Elle présente sur la jante en acier l’avantage d’un poids moindre et, en même temps, d’une grande résistance.

Au surplus, avec la généralisation des freins à tambour elle n’est plus exposée à l’usure et aux déformations. Notre opinion semble confirmée par le fait que les machines, munies de jantes en bois, ont terminé sans déformation ni accident aux jantes, alors que les jantes en alliage léger se ressentirent durement des chocs subis.

Voyons maintenant les manivelles.

Ici encore l’alliage léger peut trouver un emploi judicieux, bien que nous croyions devoir faire une petite réserve.

La manivelle subit des efforts considérables, surtout à l’endroit de la liaison avec l’axe de pédalier, et dans le «  montage à carré  » — moins encore dans le montage à clavette — elle n’a pas une résistance suffisante. L’axe en acier étant plus dur que l’alliage léger de la manivelle, le trou d’axe monté sur le «  carré conique  », finit par «  s’égueuler  ». D’ailleurs pourquoi un «  carré conique  »  ? Pour rattraper le jeu  ?

La bicyclette à cadre droit marque Schulz.

Ne parlons pas du montage à clavette pour lequel la manivelle en alliage léger est à proscrire. La preuve est faite de son manque de résistance.

Là où on pourrait sans inconvénient utiliser l’alliage léger, ce serait pour les «  manivelles à cloche  », comme on les monte dans certains pays étrangers. Mais pas pour le «  montage à carré  » ou à clavette. Nous verrions mieux les manivelles en acier au chrome nickel, plus fines, plus légères, et combien plus résistantes. D’ailleurs, les concurrents qui les utilisèrent n’eurent pas à s’en plaindre. Avec ces manivelles, et un bon clavetage, le cycliste peut pédaler pendant des années, sans craindre le jeu ni l’usure.

Le pignon de pédalier, en métal léger s’est également bien comporté. L’avenir nous fixera sur sa durée.

Pour la pédale aussi, du moins pour la cage, l’alliage peut être recommandé, restant bien entendu qu’axe et roulement sont en acier. L’axe creux en acier au chrome nickel réalise d’ailleurs un gain de poids supplémentaire, tout comme l’axe de pédalier traité de la même sorte.

Et nous arrivons au guidon. Eh bien  ! non, pas d’alliage léger ici.

Ne faisons pas état de la rupture d’un guidon que nous eûmes à enregistrer ; attirons simplement l’attention sur le fait suivant que trop souvent l’on perd de vue  : le guidon est un tube.

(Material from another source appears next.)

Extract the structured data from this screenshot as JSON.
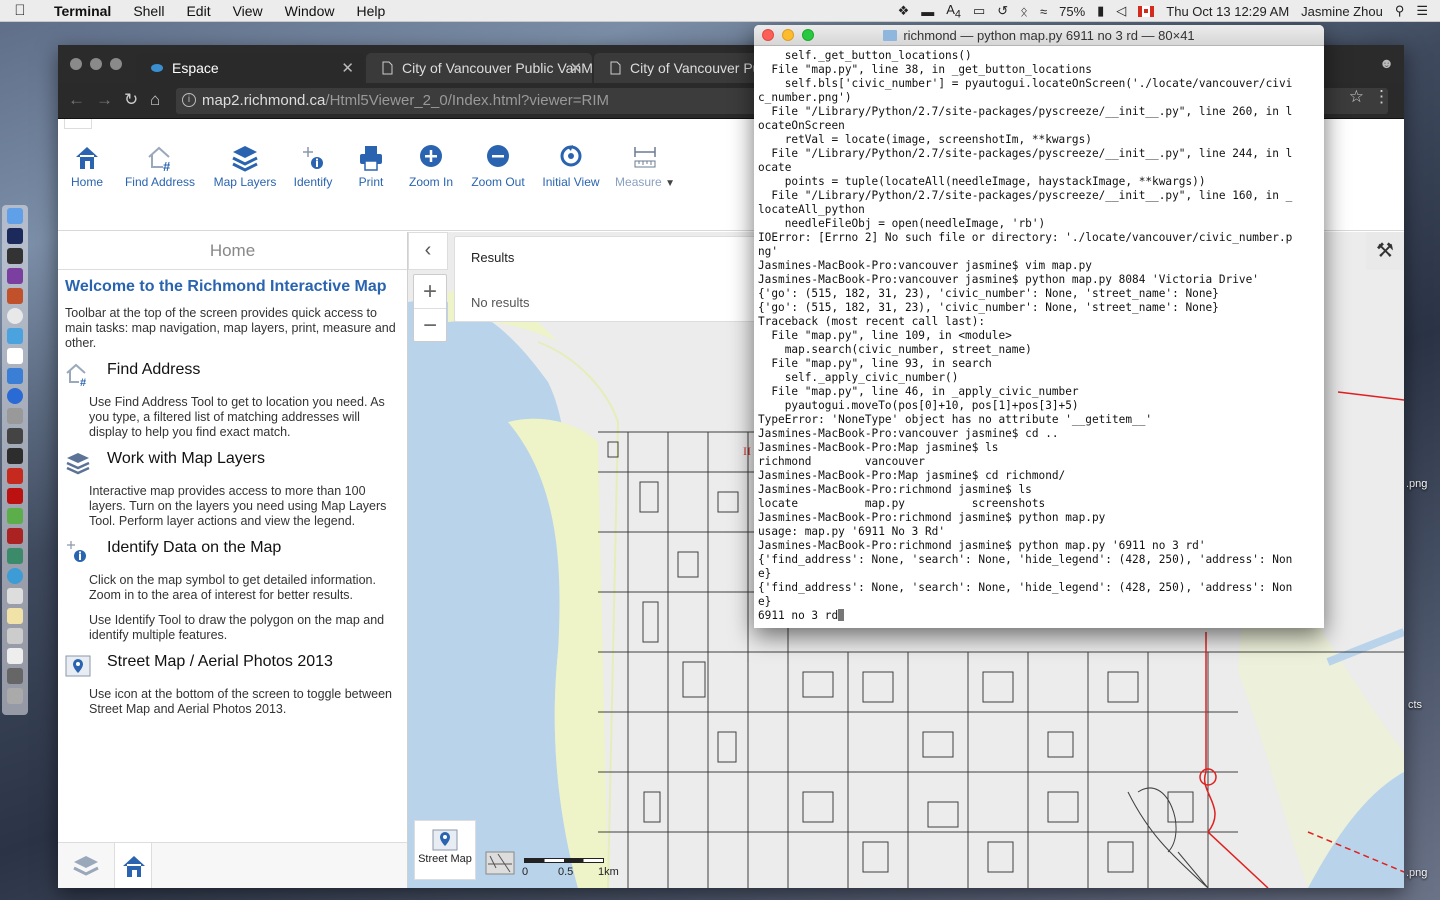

Or, si l’on peut facilement surveiller et entretenir la surface extérieure de ce tube, il n’en va pas de même de l’intérieur. Sous l’action de l’air et de l’humidité le métal s’altère, se corrode, et, s’il n’est pas absolument homogène, il se produira peu à peu des points faibles : d’où diminution de résistance et par suite, l’existence de ces points de moindre résistance ne se révélant pas à l’extérieur, risque de rupture brusque impossible à prévoir.

Le danger est le même pour le cadre.

Du reste aucun fabricant ne s’est montré assez audacieux pour engager un cadre en alliage léger dans une épreuve aussi concluante que devait l’être le Concours des Pyrénées.

Nous résumerons donc comme suit notre opinion sur l’emploi des alliages légers dans la construction cycliste  : Oui, pour les pièces à section pleine, et travaillant à la traction ou à la compression  ; NON pour les pièces tubulaires et celles qui travaillent au cisaillement ou à la flexion.

Deux changements de vitesse se trouvèrent en présence  : 1° Cyclo-Tank, dont nous n’avons plus à dire les qualités, et dont le grand avantage réside dans le démontage instantané de la roue libre.

2° Funiculo, qui constituait la principale nouveauté présentée au concours. Ce système compte quatre vitesses ; il est le seul à l’heure actuelle qui permette des différences de développement aussi grandes, grâce au montage astucieux du balladeur.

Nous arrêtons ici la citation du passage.